In the Conservative Political Action Conference of USA, on Saturday, February 12, Republican Congressman Connie Mack proposed a full-scale economic embargo against the government of Hugo Chávez. This proposal would be agreeable to the majority of Venezuelans because such a measure could affect the Castro-Chavista regime, but things are not always what they seem.

Embargoes do not work, usually, against authoritarian governments. Retrospectively, the long U.S. trade sanctions against Cuba, Iran, North Korea or Syria, far from paving the way for democratic transition, have facilitated things for these repressive political systems to rule over economically weak states, where people depend more than before on government assistance.
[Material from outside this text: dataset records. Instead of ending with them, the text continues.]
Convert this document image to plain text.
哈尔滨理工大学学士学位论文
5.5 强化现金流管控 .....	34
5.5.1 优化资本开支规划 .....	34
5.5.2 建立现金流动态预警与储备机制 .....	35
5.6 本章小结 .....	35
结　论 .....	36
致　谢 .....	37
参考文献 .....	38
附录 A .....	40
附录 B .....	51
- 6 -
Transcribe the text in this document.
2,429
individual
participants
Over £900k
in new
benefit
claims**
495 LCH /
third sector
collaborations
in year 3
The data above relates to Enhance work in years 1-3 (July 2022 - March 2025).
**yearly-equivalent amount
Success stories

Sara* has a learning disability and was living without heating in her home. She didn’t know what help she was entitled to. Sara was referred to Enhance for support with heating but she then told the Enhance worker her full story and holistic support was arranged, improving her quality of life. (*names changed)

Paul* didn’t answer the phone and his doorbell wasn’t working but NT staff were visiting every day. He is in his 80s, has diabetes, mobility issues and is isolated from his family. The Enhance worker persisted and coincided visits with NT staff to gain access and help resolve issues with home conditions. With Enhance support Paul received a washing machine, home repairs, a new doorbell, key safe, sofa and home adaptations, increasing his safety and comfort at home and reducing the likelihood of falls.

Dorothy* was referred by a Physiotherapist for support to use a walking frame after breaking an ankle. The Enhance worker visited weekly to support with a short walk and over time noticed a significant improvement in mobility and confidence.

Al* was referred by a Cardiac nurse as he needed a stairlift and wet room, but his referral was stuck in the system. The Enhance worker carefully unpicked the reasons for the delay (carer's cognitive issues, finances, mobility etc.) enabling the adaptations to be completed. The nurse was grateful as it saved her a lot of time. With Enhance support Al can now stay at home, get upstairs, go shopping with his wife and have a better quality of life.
Resulting in fewer people dare to defy the despot.

Embargoes serve also as an excuse for autocratic leaders to evade responsibility for the inefficiency of their administration, by blaming the sanctions imposed by the outside for all the social ills, and to appeal to the idea of a conspiracy orchestrated by Washington as justification for jailing domestic opponents and shut down media outlets for allegedly cooperating with it.

Wait for the North Americans to solve almost always has been a bad deal for countries affected by oppressive governments. The desperation for immediate solutions has often led exiled immigrant communities in the U.S. to be sympathetic to any proposal to do something against their oppressors, and Venezuelans are not immune to that reality. However, a package of economic sanctions by the United States against Venezuela, to undermine Chavez, have no great expectations for what we have mentioned. Dictatorships end when the internal opposition is numerous and determined to change things, the recent case of Egypt, Venezuela in 1958 and Ukraine in 2004 are some examples.